Une instance peut être radiée en raison de son caractère théorique : voir, par exemple, l’arrêt Taylor c. P.G.C., décision non publiée en date du 25 mai 1990 que le juge Dubé a rendue dans l’action T-818-90, où les défendeurs ont réussi à faire radier une action devenue théorique en soutenant qu’elle était, notamment, redondante et abusive, compte tenu de la Règle 419, qui est aujourd’hui la Règle 221. Une action théorique de cette nature ne pourra manifestement pas être accueillie, car elle ne donnera lieu à aucun résultat pratique, en raison de l’absence de controverse au soutien de ladite action; c’est pourquoi elle devrait être radiée, sous réserve de certaines exceptions.

 

[16]           Simplement pour mettre de côté ce point, je mentionne qu’indépendamment de la décision du juge Campbell qui a été maintenue par la Cour d’appel fédérale, il ne peut être dit (et AB Hässle ne le dit pas) que lorsque la déclaration a été déposée au départ il y eût des motifs sur lesquelles la procédure aurait pu être péremptoirement rejetée.

 

[17]           Il est bien établi que l’objectif d’une demande en vertu des Règlements est d’interdire au ministre de délivrer un avis de conformité avant que le ou les brevets en question soient échus. En rendant sa décision, la Cour pourrait décider, selon le dossier dont elle dispose, que les allégations du fabricant du médicament générique sont justifiées concernant l’invalidité du brevet ou sa contrefaçon. Toutefois, la demande n’est pas une procédure qui demande un jugement déclaratoire que le brevet est valide et qu’il sera contrefait.

 

[18]           Ces demandes, qui en théorie sont de nature sommaire, n’empêchent même pas les parties immédiates d’entamer à cet égard les procédures en matière de brevet. Une décision très récente à cet égard est celle de la Cour d’appel fédérale dans Sanofi-Aventis Canada Inc. c Novopharm Ltée, 2007 CAF 163, [2007] ACF No 548 (QL). D’un autre côté, un procès comprend la communication préalable de documents, l’interrogatoire préalable et la comparution des témoins en personne, plutôt que sous forme d’affidavit. Le juge a donc l’occasion de préciser les questions en litige qui sont incompréhensibles à ceux qui ne sont pas versés dans l’art de la science en question. Le juge Hughes fait état de certaines lacunes du système dans Eli Lilly Canada Inc. c Novopharm Limitée, 2007 CF 596, [2007] ACF No 800 (QL), au paragraphe 45.

 

[19]           Donc, il ne peut être dit que la chose jugée, la question déjà tranchée ou l’abus de procédure s’appliquait à l’action lorsqu’elle a été intentée.

 

a. La question du caractère théorique

[20]           Si Apotex avait obtenu un jugement avant l’échéance du brevet 751, l’ordonnance d’interdiction ne s’appliquerait plus et elle aurait été en mesure de commercialiser sa version d’oméprazole plus tôt. AB Hässle soutient que cela était le seul sujet de l’action. Le brevet étant échu, le délai de l’ordonnance d’interdiction s’est écoulé et il s’ensuit qu’Apotex n’a pas qualité pour annuler une ordonnance caduque. Si seulement l’action avait une perspective d’avenir, je serais d’accord. Toutefois, l’article 62 de la Loi sur les brevets indique :

62. Le certificat d’un jugement annulant totalement ou partiellement un brevet est, à la requête de quiconque en fait la production pour que ce certificat soit déposé au Bureau des brevets, enregistré à ce bureau. Le brevet ou telle partie du brevet qui a été ainsi annulé devient alors nul et de nul effet et est tenu pour tel, à moins que le jugement ne soit infirmé en appel en vertu de l’article 63.

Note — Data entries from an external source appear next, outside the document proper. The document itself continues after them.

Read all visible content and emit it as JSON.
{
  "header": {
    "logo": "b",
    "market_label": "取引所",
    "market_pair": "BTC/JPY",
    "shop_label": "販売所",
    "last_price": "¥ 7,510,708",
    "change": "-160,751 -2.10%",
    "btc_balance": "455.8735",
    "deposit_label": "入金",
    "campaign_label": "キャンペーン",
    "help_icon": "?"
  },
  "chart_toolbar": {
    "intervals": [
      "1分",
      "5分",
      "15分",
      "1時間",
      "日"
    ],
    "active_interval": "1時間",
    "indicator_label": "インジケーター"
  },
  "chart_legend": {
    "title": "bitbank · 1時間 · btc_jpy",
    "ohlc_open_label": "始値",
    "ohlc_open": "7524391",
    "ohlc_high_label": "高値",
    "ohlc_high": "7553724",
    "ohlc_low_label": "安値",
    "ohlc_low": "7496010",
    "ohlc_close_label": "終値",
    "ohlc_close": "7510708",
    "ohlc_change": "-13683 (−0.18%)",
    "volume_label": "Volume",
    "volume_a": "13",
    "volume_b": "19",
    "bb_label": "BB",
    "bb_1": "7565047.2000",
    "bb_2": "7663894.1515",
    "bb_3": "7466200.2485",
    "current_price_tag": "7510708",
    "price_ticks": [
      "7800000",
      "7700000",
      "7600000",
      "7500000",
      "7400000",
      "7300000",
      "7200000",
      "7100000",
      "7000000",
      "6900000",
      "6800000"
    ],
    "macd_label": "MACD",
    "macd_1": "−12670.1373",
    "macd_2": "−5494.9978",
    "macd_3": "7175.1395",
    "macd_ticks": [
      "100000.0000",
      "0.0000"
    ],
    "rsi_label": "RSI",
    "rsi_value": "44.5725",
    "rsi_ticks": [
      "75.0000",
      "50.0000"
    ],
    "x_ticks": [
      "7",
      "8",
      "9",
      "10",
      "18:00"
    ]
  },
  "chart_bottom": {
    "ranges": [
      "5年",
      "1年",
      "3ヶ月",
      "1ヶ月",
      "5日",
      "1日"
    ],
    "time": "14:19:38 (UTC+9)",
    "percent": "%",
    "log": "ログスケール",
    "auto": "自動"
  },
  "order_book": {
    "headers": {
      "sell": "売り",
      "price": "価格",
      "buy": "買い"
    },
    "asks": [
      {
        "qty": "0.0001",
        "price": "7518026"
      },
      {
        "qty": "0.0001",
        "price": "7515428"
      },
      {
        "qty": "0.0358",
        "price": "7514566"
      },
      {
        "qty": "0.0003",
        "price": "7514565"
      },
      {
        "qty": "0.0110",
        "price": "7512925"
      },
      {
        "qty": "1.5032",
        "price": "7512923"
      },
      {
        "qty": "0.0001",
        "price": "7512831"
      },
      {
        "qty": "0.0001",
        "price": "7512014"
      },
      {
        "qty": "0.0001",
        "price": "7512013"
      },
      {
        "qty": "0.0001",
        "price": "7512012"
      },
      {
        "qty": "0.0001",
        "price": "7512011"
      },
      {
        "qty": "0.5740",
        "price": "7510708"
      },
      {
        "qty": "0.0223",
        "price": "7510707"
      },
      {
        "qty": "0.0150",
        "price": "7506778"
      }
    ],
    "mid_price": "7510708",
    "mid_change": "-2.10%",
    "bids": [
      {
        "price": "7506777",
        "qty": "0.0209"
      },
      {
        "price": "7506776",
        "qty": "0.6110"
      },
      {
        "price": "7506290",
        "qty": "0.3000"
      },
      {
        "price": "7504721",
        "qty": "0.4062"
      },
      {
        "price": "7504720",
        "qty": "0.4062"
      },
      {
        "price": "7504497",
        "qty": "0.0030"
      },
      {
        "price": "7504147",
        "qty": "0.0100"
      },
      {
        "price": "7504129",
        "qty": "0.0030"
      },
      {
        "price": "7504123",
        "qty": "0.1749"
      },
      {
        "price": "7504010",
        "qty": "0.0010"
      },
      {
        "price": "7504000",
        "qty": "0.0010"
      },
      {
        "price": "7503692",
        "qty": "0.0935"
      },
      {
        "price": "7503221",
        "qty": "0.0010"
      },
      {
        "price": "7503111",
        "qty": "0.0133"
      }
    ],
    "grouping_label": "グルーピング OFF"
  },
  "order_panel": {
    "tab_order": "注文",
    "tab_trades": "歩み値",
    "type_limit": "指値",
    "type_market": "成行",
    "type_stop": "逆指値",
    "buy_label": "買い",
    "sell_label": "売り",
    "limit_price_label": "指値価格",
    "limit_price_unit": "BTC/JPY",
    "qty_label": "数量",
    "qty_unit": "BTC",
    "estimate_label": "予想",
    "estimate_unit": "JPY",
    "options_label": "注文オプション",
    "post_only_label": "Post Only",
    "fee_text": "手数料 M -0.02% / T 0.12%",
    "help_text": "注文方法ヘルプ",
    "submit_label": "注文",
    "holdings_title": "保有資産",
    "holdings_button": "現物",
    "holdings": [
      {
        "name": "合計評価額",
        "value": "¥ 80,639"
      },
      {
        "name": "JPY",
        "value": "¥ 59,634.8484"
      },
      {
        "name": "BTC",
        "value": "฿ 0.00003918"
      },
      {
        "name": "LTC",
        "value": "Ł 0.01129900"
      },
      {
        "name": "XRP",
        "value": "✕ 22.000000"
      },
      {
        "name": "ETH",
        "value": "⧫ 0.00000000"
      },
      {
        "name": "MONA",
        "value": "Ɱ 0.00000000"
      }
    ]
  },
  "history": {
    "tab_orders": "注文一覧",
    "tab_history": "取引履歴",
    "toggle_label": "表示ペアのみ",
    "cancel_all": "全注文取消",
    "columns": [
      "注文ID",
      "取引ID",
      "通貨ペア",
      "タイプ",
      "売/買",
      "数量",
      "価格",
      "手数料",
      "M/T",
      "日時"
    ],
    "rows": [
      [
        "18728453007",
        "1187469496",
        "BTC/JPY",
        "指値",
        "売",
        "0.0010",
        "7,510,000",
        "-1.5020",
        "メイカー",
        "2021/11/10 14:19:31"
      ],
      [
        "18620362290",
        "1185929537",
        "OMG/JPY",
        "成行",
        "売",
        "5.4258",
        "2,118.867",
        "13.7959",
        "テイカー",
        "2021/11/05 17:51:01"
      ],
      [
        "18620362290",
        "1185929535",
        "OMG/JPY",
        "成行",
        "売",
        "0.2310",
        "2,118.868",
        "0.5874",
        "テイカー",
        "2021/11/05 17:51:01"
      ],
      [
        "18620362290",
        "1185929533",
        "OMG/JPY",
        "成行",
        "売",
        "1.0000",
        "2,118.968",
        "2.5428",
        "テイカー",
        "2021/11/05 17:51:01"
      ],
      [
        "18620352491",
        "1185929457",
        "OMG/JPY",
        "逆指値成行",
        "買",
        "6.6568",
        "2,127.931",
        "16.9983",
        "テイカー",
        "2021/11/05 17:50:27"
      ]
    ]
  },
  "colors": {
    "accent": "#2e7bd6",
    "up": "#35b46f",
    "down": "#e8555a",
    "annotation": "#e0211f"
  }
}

62. A certificate of a judgment voiding in whole or in part any patent shall, at the request of any person filing it to make it a record in the Patent Office, be registered in the Patent Office, and the patent, or such part as is voided, shall thereupon be and be held to have been void and of no effect, unless the judgment is reversed on appeal as provided in section 63.

 

[Non souligné dans l’original.]

 

 

[21]           Dans sa déclaration, Apotex récite ce qu’était alors l’état de la demande d’ordonnance d’interdiction d’AB Hässle. À l’époque, la décision du juge Campbell faisait l’objet d’un appel. À mon avis, cette déclaration était une description suffisante d’un fait important pour ne pas priver Apotex de sa qualité ou pour rendre l’action sans objet, même si le brevet était échu. Des faits matériels doivent être invoqués; invoquer le droit n’est pas nécessaire (Règles des Cours fédérales, règles 174 et 175).

 

[22]           Cette allégation permet à Apotex de soutenir que si elle réussit l’action d’invalidation, l’ordonnance d’interdiction du juge Campbell ne tient plus, et elle a droit à des dommages-intérêts à partir de l’époque où elle aurait pu autrement commercialiser sa version d’oméprazole. Il est possible qu’aucun dommage n’en ressorte, parce qu’Apotex doit également réussir l’action d’invalidité parallèlement à l’action contre le brevet 693. Toutefois, arrivée à cette étape, ce n’est pas à la Cour d’examiner l’affaire de manière positive et de considérer les chances de réussite. La Cour doit plutôt se pencher sur l’affaire de manière négative, poser la question sur ce qui est « évident et manifeste » ou sur le fait que l’affaire ne réussira pas « hors de tout doute raisonnable ».

 

[23]           Le principal précédent sur la question du caractère théorique est dans Borowski c. Canada (Procureur général), [1989] 1 RCS 342. La doctrine de la question du caractère théorique provient de la politique générale que la Cour puisse décider de rejeter une affaire qui se fonde sur des questions hypothétiques ou abstraites. Une décision est sans objet si elle n’a pas d’effet pour résoudre un litige qui affecte ou affecterait les droits des parties. Ce litige doit non seulement être présent au moment d’intenter une action, il doit également l’être au moment de rendre le jugement. La question du caractère théorique comporte deux étapes. La première est de décider si le différend concret et tangible a disparu ou s’il existe toujours. Le cas échéant, et seulement dans ce cas, la Cour a le pouvoir de discrétion de décider d’entendre l’affaire quand même.

 

[24]           Borowski, précitée, doit se lire en tandem avec Hunt c Carey Canada Inc., [1990] 2 RCS 959, qui traite des requêtes qui plaident la radiation par défaut de divulguer un motif raisonnable pour intenter l’action. Le critère exposé à la page 980 est de voir si le résultat de l’affaire est « évident et manifeste » ou « hors de tout doute raisonnable ».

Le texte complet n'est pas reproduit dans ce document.